Egli cercava di spiegare a Van come tenere in mano l’attrezzo di legno, a quei
tempi più rudimentale, per adoperarlo nel modo migliore. Hitomi appoggiò una
mano su di un albero e capì che erano nel giardino del vecchio castello di
Fanelia perché, girandosi attorno, vide un palazzo molto simile a quello delle
visioni dell’anno prima dove balconi e finestre si affollavano nello stesso
luogo. La ragazza della Luna dell’Illusione ebbe una gran nostalgia di quei
luoghi e chiuse gli occhi. Una leggera brezza le scostò i capelli biondi e
Hitomi provò un senso di benessere. Riaprendo gli occhi, vide il suo amato Van
e lo ammirò da lontano contenta. “Van era molto carino da piccolo… - pensò tra
sé e sé compiacendosi di lui – Chissà se mi accetterà… Io… ho paura perché…
l'amo…” Ad un tratto vide una persona che stava spiccando il volo da dietro
degli alberi. Hitomi fece qualche passo avanti, ma fu colpita in pieno dal sole
e chiuse gli occhi. Non riuscì a vedere il volto di quella persona, ma ebbe un
indizio da Van molto utile.
"Guarda fratello! E’ qui, è
arrivata! Andiamo, andiamo da lei" disse il bimbo gettando arco e frecce e
afferrando per mano il fratello.
"Van, calmati ora! –
esclamò Folken sorridendo e alzandosi in piedi – raggiungila, forza! Vi aspetto
qui…"
Hitomi si ritrovò di nuovo a
scuola e, dato che avvertì un forte giramento di testa, fece due passi
all’indietro. Appoggiò il gomito sinistro sul muretto e si coprì l’occhio
destro con la mano libera. Strinse forte gli occhi e sospirò. Non ebbe neanche
il tempo di respirare che ebbe una nuova visione. Si trovava in uno strano
luogo che era illuminato solo in parte e si vedevano miliardi di piume
svolazzare. All’inizio pensò che fossero di Van e giunse le mani per afferrarne
una. Hitomi, appena la piuma si posò tra le sue mani, la osservò e notò che non
era bianca, ma argentata. Come era possibile? Come potevano esserci piume di
quel colore? Van era l’unico rimasto della stirpe degli U-DD (Uomini – Draghi
Divini) e anche se Folken fosse stato ancora in vita le sue piume erano nere.

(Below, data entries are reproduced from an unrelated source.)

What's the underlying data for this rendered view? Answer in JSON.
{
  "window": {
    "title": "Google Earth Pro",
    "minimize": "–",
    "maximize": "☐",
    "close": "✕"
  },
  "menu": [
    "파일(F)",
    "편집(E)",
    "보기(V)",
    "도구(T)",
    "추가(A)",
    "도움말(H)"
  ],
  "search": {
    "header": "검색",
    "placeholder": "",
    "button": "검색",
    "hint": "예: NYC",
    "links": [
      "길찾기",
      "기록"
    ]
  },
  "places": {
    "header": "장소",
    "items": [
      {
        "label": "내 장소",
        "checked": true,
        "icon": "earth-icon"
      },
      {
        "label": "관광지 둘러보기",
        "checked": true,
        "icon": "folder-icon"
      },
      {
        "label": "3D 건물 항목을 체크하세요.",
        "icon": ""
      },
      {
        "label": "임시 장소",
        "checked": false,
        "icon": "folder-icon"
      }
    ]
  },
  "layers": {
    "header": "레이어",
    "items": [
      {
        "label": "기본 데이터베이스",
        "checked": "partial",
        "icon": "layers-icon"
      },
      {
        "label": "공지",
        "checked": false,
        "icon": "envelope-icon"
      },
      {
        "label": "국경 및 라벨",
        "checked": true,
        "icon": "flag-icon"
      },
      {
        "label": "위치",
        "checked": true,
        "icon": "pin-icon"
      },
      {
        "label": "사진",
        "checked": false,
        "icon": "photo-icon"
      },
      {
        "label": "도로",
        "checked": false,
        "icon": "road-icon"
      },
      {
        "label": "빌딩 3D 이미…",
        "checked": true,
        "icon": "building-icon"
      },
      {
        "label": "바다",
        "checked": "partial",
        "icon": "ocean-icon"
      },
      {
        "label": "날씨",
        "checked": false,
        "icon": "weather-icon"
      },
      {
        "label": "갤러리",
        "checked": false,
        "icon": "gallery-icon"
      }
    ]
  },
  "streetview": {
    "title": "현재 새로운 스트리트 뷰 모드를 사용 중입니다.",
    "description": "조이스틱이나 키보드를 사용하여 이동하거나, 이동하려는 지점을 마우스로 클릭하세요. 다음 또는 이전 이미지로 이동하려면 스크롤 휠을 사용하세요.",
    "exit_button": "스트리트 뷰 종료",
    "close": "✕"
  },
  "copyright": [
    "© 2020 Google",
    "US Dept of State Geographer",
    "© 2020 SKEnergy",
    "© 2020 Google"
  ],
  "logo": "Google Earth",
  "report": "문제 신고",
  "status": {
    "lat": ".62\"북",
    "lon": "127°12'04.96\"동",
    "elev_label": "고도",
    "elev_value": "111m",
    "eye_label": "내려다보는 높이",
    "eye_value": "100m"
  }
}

Nella palestra Hitomi era ormai stremata e ricadde per terra sotto gli occhi
della ragazza.
"Hitomi! Hitomi rialzati!
Reagisci! Hitomi!"
Hitomi era ferma e sembrava che
ormai non le battesse neanche più il cuore.
Van era ancora davanti alla finestra e
sentiva la pioggia scendere forte. Sembrava non volesse smettere. Merle che era
abbracciata a lui sentiva il suo cuore che batteva forte. Quando però questo
muscolo iniziò a battere sempre di meno finché Van non cadde a terra senza più
energie. Merle cercò di rianimarlo scotendolo più volte, poi, poiché si sentì
perduta, corse fuori la stanza e chiamò le guardie con tutta la forza che aveva
in corpo. All’inizio sembrava che più corresse verso le guardie più si
allontanava, più gridava più la sua voce si faceva debole. Il ciondolo di
Atlantide era ormai diventato grigio non guidato più né da Hitomi né da Van.
"Van, il signorino
Van…" cercò di parlare Merle.
La gatta ribollì dalla rabbia,
poi sospirò profondamente.
"IL RE, IL RE DI FANELIA!!!
AIUTATE IL RE DI FANELIA!!! STA MORENDO, STA MORENDO!!!!" strillò Merle
con quanto fiato aveva in gola.
Le guardie si girarono
immediatamente e si precipitarono nella stanza del ragazzo dai capelli corvini.